Following an early career in a City firm, Andrew accepted partnership in more suburban firm, which he repositioned and established in City offices before joining a reputable Covent Garden practise. However within a few years he had founded and was growing his own Corporate Law consultancy, going on to advise in over 100 client projects on both sides of the Irish Sea (including a number of law firms) on a broad range of corporate and commercial matters. He now advises SME’s in a traditionally litigation and property based firm in Belfast, Northern Ireland, with his three co-partners
As such with over 20 years of corporate law experience in a very wide variety of styles of firm in London and Northern Ireland he has seen first-hand inequality in delivery of expert corporate law advice. One day he might advise a retiring sole trader selling to a competitor, almost giving the business away to achieve a change in lifestyle, the next day a care home seller of multiple care homes for £10m+ with large law firms and due diligence rooms on the other side.
He works with organisations like the Federation of Small Business to ensure a client knows ‘the clock is not on’ until everything is agreed and the client is happy to go ahead. He works with start-ups and SMEs, supporting them throughout their life cycle, helping them to grow their businesses, through acquisitions and organically, at home and abroad. He advises management and stakeholders, advising on routine business matters and in troubled times, dealing with new investors and as they exit.
As a SME adviser, many businesses are owner managed, their access to capital is limited to the high street banks, and they keep costs under tight control. He feels his firm can offer access to excellent corporate law advice ahead of many firms where the advisers are bound by minimum fees, fee monies up front and little flexibility to offer anything resembling a more predictable fee for a transaction. He has experimented with fixed fee arrangements where clients can to some degree pick and choose the extend of a job such as shareholders agreement or other commercial agreement.

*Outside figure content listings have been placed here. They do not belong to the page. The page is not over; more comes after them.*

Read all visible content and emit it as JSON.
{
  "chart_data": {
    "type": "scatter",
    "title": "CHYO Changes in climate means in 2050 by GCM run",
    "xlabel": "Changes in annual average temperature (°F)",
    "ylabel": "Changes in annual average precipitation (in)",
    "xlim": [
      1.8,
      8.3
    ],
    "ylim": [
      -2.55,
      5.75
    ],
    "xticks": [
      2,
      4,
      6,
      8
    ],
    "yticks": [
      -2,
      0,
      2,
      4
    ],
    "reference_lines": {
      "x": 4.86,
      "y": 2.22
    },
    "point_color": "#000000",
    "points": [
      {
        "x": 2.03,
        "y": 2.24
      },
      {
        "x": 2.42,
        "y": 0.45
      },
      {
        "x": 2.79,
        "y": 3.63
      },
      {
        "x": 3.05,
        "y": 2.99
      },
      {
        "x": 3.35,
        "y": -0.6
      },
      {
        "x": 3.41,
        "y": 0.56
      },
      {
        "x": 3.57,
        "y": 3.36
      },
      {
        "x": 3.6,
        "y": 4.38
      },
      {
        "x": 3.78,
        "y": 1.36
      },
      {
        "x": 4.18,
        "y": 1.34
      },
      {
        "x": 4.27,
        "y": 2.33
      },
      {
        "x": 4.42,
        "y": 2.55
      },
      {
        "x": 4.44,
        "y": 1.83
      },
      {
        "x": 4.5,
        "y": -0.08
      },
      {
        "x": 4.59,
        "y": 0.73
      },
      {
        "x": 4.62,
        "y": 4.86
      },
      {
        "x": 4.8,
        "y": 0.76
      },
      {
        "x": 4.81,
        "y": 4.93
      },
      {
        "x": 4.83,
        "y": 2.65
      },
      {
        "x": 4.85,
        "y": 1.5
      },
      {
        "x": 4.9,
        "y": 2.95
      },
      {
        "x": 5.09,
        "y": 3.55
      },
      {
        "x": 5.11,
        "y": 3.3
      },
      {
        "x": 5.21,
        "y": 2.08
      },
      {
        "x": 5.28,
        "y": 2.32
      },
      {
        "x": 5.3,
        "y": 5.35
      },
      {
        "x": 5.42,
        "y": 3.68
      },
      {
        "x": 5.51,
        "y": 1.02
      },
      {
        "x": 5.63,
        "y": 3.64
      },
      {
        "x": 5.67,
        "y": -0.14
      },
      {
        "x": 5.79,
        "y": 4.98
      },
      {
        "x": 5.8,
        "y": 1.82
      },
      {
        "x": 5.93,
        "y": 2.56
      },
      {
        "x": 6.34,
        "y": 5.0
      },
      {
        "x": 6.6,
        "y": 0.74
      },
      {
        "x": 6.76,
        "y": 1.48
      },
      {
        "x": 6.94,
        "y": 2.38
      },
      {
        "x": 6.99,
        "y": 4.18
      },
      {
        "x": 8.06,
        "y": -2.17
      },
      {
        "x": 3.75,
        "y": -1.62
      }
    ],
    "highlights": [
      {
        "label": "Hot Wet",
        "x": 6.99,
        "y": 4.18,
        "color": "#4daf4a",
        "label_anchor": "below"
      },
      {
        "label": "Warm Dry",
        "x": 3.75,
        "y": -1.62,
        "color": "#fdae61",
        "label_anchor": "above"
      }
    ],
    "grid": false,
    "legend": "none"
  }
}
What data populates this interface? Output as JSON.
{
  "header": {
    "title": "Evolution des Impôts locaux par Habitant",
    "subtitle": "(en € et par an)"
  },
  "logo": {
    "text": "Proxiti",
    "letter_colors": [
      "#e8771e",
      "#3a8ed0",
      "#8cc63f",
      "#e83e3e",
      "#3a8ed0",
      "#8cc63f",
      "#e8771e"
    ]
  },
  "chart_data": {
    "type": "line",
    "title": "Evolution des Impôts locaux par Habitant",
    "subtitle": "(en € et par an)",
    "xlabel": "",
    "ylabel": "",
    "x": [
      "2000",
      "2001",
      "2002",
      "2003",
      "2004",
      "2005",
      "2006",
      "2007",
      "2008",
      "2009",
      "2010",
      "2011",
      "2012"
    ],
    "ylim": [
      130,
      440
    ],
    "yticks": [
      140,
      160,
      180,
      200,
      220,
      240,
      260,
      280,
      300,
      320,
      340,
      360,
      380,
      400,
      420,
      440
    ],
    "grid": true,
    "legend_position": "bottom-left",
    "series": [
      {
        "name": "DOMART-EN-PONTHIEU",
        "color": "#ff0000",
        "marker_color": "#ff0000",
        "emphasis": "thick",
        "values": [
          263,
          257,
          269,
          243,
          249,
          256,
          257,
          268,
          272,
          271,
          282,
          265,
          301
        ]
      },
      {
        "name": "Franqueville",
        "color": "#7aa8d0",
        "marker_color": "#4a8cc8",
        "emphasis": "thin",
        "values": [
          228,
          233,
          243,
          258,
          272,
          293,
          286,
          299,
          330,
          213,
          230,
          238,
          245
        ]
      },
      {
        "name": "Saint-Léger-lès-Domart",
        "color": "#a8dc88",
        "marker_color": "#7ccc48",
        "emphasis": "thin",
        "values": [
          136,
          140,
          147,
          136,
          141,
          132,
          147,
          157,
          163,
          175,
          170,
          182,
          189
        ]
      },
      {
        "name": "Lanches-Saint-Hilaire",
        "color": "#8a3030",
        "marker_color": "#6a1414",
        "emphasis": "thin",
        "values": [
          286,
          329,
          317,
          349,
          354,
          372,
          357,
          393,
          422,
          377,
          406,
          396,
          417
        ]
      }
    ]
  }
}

As such he feels he is helping to close the equality gap between SMEs’ having to only access the high street non specialist, rather than the highly skilled, highly branded corporate specialists.
Sometimes this takes the form of someone in his circle of contacts requiring informal advice. He has helped recent immigrants to the London to confront and plan through with debt problems, realising often the debtor just needs a supporter to walk shoulder to shoulder with them more than an adviser. He has stood with those unsure of their immigration status as they take specialist advice, realising that helping people be organised and consistent can alleviate much of the attendant mental health risks. He has supported and driven forward various non-profits which work amongst marginalised communities, helping them set the bar higher in terms of probity and accountability.
More specifically, the movement of criminal funds is a huge hindrance to the ability of developing countries to compete equally with their more ‘whitelisted’ neighbours. Andrew has found that anti money laundering regulations are constantly in prominence for solicitors of small law firms, and again Andrew has had many experiences of having to rigorously work through client’s funds sources not matter how urgent the work is being presented as. He needs to ensure his firm does not unwittingly accessorise the movement of criminal gains, destabilising already vulnerable markets and hindering a culture of private investment capital from taking root.